The local unit of Germany's DAX 30-listed Linde Group estimates current New Zealand consumption of liquid CO2 is about 60,000 tonnes a year
BOC is building a $40 million processing plant at Marsden Point, after agreeing to a 15-year contract to take carbon dioxide from New Zealand Refining's plant, which will have capacity of more than 50,000 tonnes of saleable, food-grade liquid CO2 a year, allowing for demand to almost double.
"There is significant forecasted growth in the demand of CO2 in New Zealand," BOC said in an email. "An example of this is the major NZ dairy industry, which requires significant volumes of CO2 for the modified atmosphere packing of its products for export to the rest of the world."
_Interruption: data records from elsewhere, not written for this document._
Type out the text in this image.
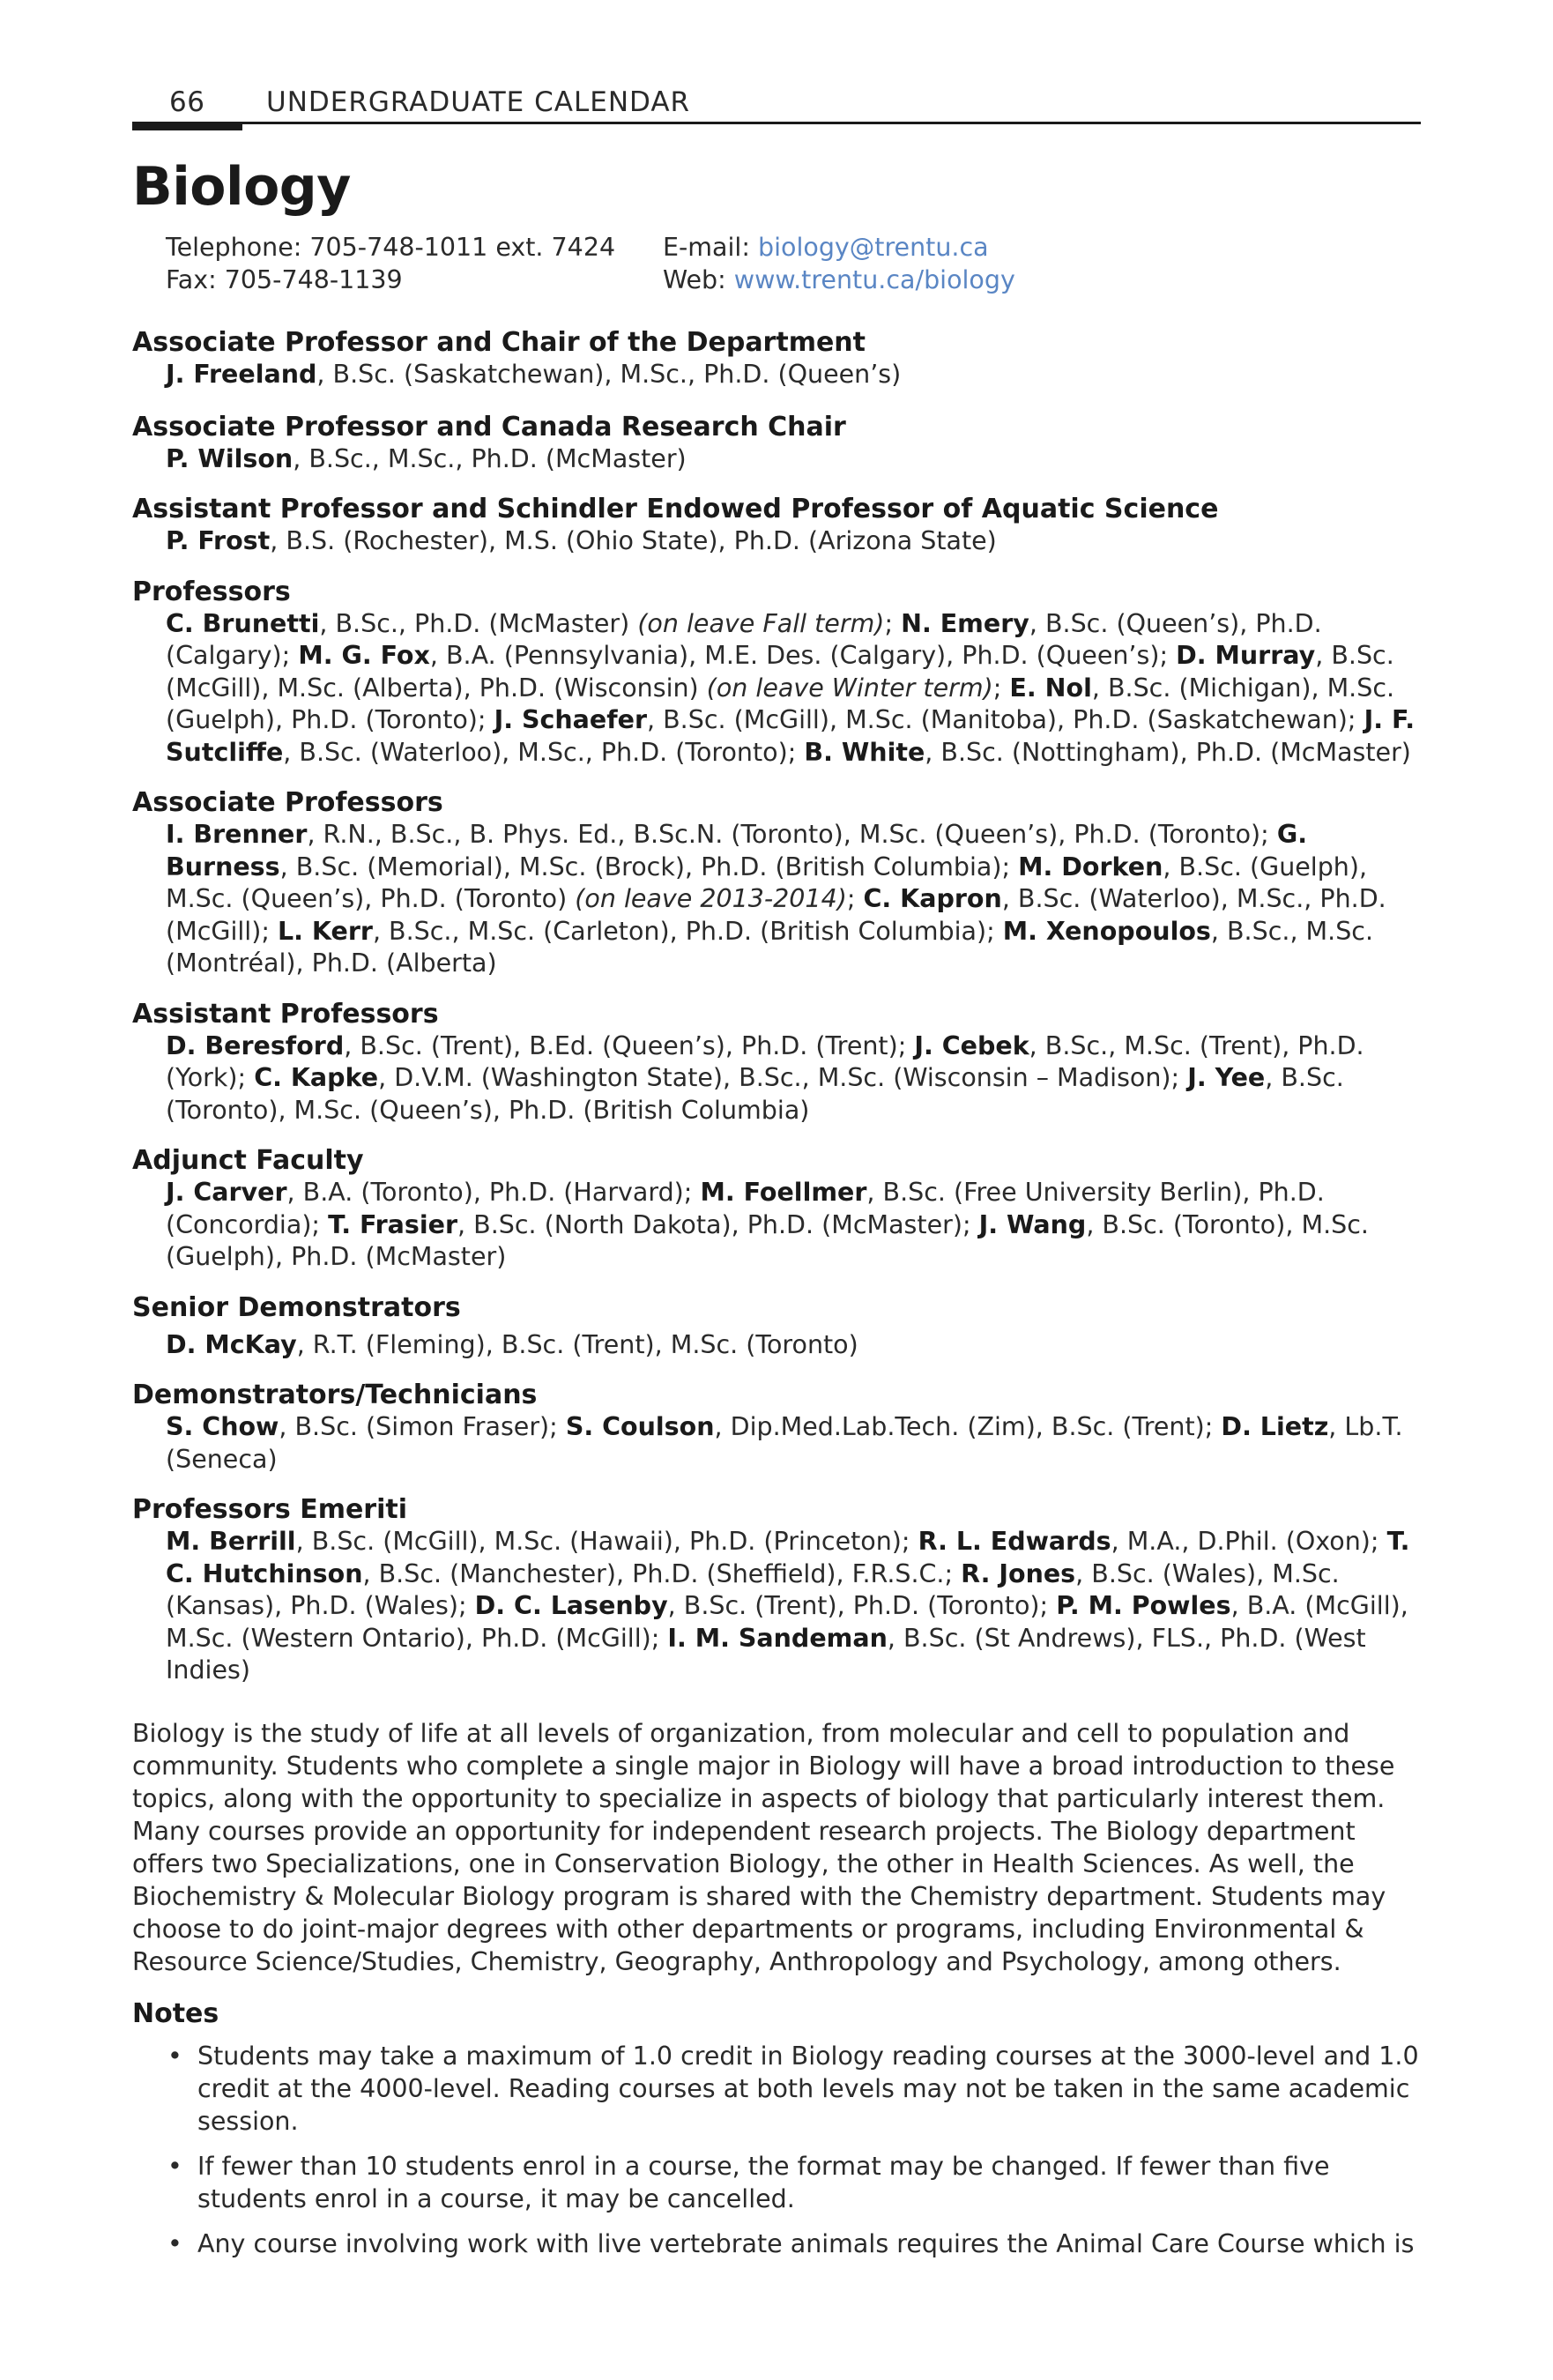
66 UNDERGRADUATE CALENDAR
Biology
Telephone: 705-748-1011 ext. 7424	E-mail: biology@trentu.ca
Fax: 705-748-1139	Web: www.trentu.ca/biology
Associate Professor and Chair of the Department
J. Freeland, B.Sc. (Saskatchewan), M.Sc., Ph.D. (Queen’s)
Associate Professor and Canada Research Chair
P. Wilson, B.Sc., M.Sc., Ph.D. (McMaster)
Assistant Professor and Schindler Endowed Professor of Aquatic Science
P. Frost, B.S. (Rochester), M.S. (Ohio State), Ph.D. (Arizona State)
Professors
C. Brunetti, B.Sc., Ph.D. (McMaster) (on leave Fall term); N. Emery, B.Sc. (Queen’s), Ph.D. (Calgary); M. G. Fox, B.A. (Pennsylvania), M.E. Des. (Calgary), Ph.D. (Queen’s); D. Murray, B.Sc. (McGill), M.Sc. (Alberta), Ph.D. (Wisconsin) (on leave Winter term); E. Nol, B.Sc. (Michigan), M.Sc. (Guelph), Ph.D. (Toronto); J. Schaefer, B.Sc. (McGill), M.Sc. (Manitoba), Ph.D. (Saskatchewan); J. F. Sutcliffe, B.Sc. (Waterloo), M.Sc., Ph.D. (Toronto); B. White, B.Sc. (Nottingham), Ph.D. (McMaster)
Associate Professors
I. Brenner, R.N., B.Sc., B. Phys. Ed., B.Sc.N. (Toronto), M.Sc. (Queen’s), Ph.D. (Toronto); G. Burness, B.Sc. (Memorial), M.Sc. (Brock), Ph.D. (British Columbia); M. Dorken, B.Sc. (Guelph), M.Sc. (Queen’s), Ph.D. (Toronto) (on leave 2013-2014); C. Kapron, B.Sc. (Waterloo), M.Sc., Ph.D. (McGill); L. Kerr, B.Sc., M.Sc. (Carleton), Ph.D. (British Columbia); M. Xenopoulos, B.Sc., M.Sc. (Montréal), Ph.D. (Alberta)
Assistant Professors
D. Beresford, B.Sc. (Trent), B.Ed. (Queen’s), Ph.D. (Trent); J. Cebek, B.Sc., M.Sc. (Trent), Ph.D. (York); C. Kapke, D.V.M. (Washington State), B.Sc., M.Sc. (Wisconsin – Madison); J. Yee, B.Sc. (Toronto), M.Sc. (Queen’s), Ph.D. (British Columbia)
Adjunct Faculty
J. Carver, B.A. (Toronto), Ph.D. (Harvard); M. Foellmer, B.Sc. (Free University Berlin), Ph.D. (Concordia); T. Frasier, B.Sc. (North Dakota), Ph.D. (McMaster); J. Wang, B.Sc. (Toronto), M.Sc. (Guelph), Ph.D. (McMaster)
Senior Demonstrators
D. McKay, R.T. (Fleming), B.Sc. (Trent), M.Sc. (Toronto)
Demonstrators/Technicians
S. Chow, B.Sc. (Simon Fraser); S. Coulson, Dip.Med.Lab.Tech. (Zim), B.Sc. (Trent); D. Lietz, Lb.T. (Seneca)
Professors Emeriti
M. Berrill, B.Sc. (McGill), M.Sc. (Hawaii), Ph.D. (Princeton); R. L. Edwards, M.A., D.Phil. (Oxon); T. C. Hutchinson, B.Sc. (Manchester), Ph.D. (Sheffield), F.R.S.C.; R. Jones, B.Sc. (Wales), M.Sc. (Kansas), Ph.D. (Wales); D. C. Lasenby, B.Sc. (Trent), Ph.D. (Toronto); P. M. Powles, B.A. (McGill), M.Sc. (Western Ontario), Ph.D. (McGill); I. M. Sandeman, B.Sc. (St Andrews), FLS., Ph.D. (West Indies)

Biology is the study of life at all levels of organization, from molecular and cell to population and community. Students who complete a single major in Biology will have a broad introduction to these topics, along with the opportunity to specialize in aspects of biology that particularly interest them. Many courses provide an opportunity for independent research projects. The Biology department offers two Specializations, one in Conservation Biology, the other in Health Sciences. As well, the Biochemistry & Molecular Biology program is shared with the Chemistry department. Students may choose to do joint-major degrees with other departments or programs, including Environmental & Resource Science/Studies, Chemistry, Geography, Anthropology and Psychology, among others.

Notes
• Students may take a maximum of 1.0 credit in Biology reading courses at the 3000-level and 1.0 credit at the 4000-level. Reading courses at both levels may not be taken in the same academic session.
• If fewer than 10 students enrol in a course, the format may be changed. If fewer than five students enrol in a course, it may be cancelled.
• Any course involving work with live vertebrate animals requires the Animal Care Course which is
BOC currently sources CO2 from a third party supplier it didn't name and said the Marsden Point plant will give it a second source of the industrial gas "to enhance the reliability of supply and volume available of CO2 to BOC's customers."
NZ Refining, which supplies about 80 percent of New Zealand's refined fuels, is able to show a consequent 50,000 tonne a year reduction in its CO2 emissions, adding to the 120,000 tonne reduction it expects from its Te Mahi Hou project due to come on stream next year.
To turn the feedgas into food-grade CO2, it is pressurised to 20 times atmospheric pressure (20bar), dried and purified and then cooled to about -25 degreesC where it condenses to a liquid and can be distilled.